Republicans Want Kerry to Show True Liberal Colors

By Robert B. Bluey | July 7, 2008 | 8:30 PM EDT

Boston ( - In the eyes of Republicans, the "extreme makeover" of Democratic presidential candidate John Kerry begins Monday night at his party's nominating convention.

"Tonight you're going to see one of the great makeovers of the Democratic convention," said Colorado Gov. Bill Owens, one of four prominent Republicans who spoke to reporters Monday before the convention got under way.

Added U.S. Rep.
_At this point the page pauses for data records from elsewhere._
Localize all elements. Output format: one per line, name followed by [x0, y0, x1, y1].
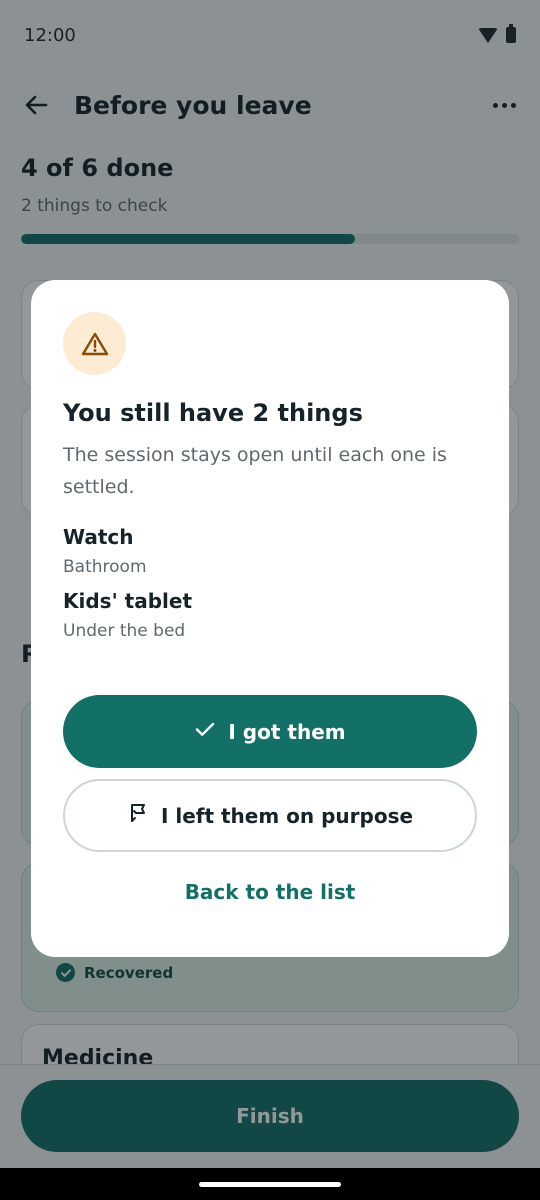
check-icon — [194, 718, 216, 745]
home-indicator[interactable] — [199, 1182, 341, 1187]
item-location: Under the bed — [63, 621, 186, 641]
warning-icon — [63, 312, 126, 375]
flag-bookmark-icon — [127, 802, 149, 829]
list-item: Watch Bathroom — [63, 525, 477, 577]
unsettled-item-list: Watch Bathroom Kids' tablet Under the be… — [63, 525, 477, 641]
left-on-purpose-label: I left them on purpose — [160, 803, 414, 828]
item-name: Kids' tablet — [63, 589, 193, 613]
dialog-body: The session stays open until each one is… — [63, 444, 447, 498]
unsettled-items-dialog: You still have 2 things The session stay… — [31, 280, 509, 957]
list-item: Kids' tablet Under the bed — [63, 589, 477, 641]
back-to-list-button[interactable]: Back to the list — [63, 864, 477, 920]
system-navigation-bar — [0, 1168, 540, 1200]
item-name: Watch — [63, 525, 134, 549]
got-them-button[interactable]: I got them — [63, 695, 477, 768]
left-on-purpose-button[interactable]: I left them on purpose — [63, 779, 477, 852]
dialog-title: You still have 2 things — [63, 399, 363, 427]
got-them-label: I got them — [228, 719, 346, 744]
item-location: Bathroom — [63, 557, 147, 577]
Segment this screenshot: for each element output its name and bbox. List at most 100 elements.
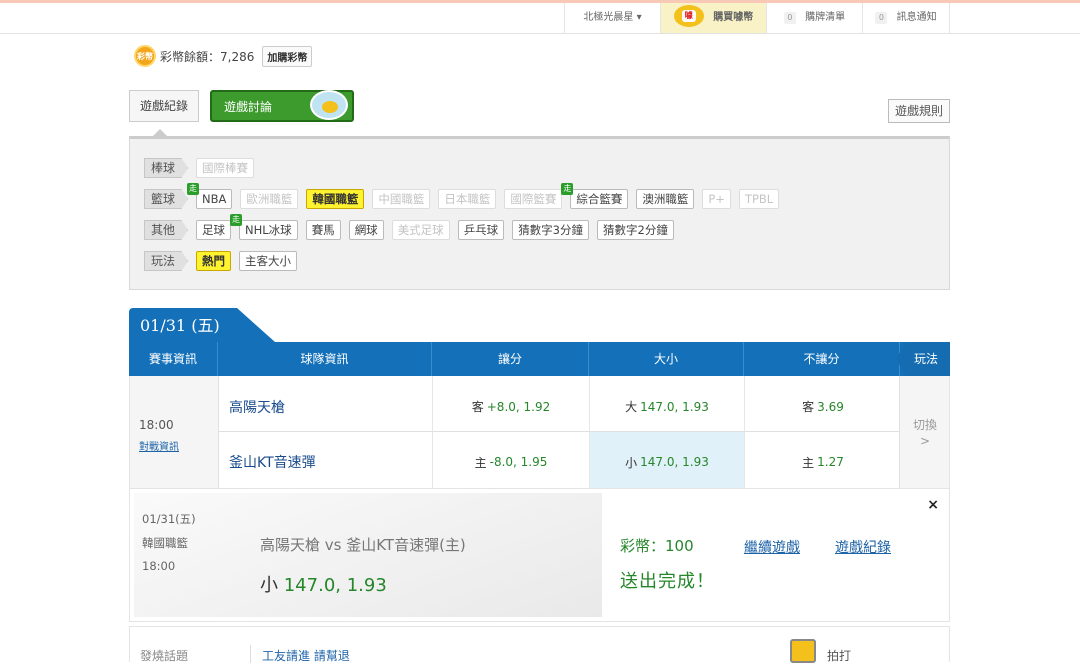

Henry Bonilla (R-Texas), "If you're an angry, hard-core Democrat, you ought to be very proud of this extreme ticket, because they have stood for raising taxes for 20 years ... more government regulation, more internationalism."

Each day during convention week, Republicans plan to showcase rising stars in their party to contrast Kerry's liberal voting record with his party's attempt to move from the left to center of American politics during convention week. Republicans even have a website - - that serves as a clearinghouse of information.

Owens and Bonilla joined Massachusetts Lt. Gov. Kerry Healy and Republican National Committee Chairman Ed Gillespie to criticize Kerry on his liberal voting record. According to a National Journal ranking of 2003 votes, Kerry is the most liberal senator, followed closely by Sen. John Edwards of North Carolina, his vice presidential running mate.

The Republican National Committee released a poll Saturday to emphasize the point. It suggested Kerry was more liberal than his own constituents in Massachusetts on issues ranging from taxes to abortion to security.

"The voters in Massachusetts view President Bush as a much more decisive leader than John Kerry, and view John Kerry as being pessimistic about the future of America," Healy said. "We don't need a president who is pessimistic about the future."

The GOP's strategy, according to Gillespie, is to diffuse the "bounce" Kerry is expected to get in the polls after the convention. Republicans have suggested Kerry might receive as much as a 15-point boost, while Democrats have said an 8-point jump might be more reasonable.

Gillespie and his Republican cohorts said Bush, who has trailed or remained even with Kerry in recent polls, is in good shape as Democrats prepare to dominate news coverage in the coming week. Owens noted that 1996 Republican nominee Bob Dole led incumbent president Bill Clinton at times, yet Clinton won handily on Election Day.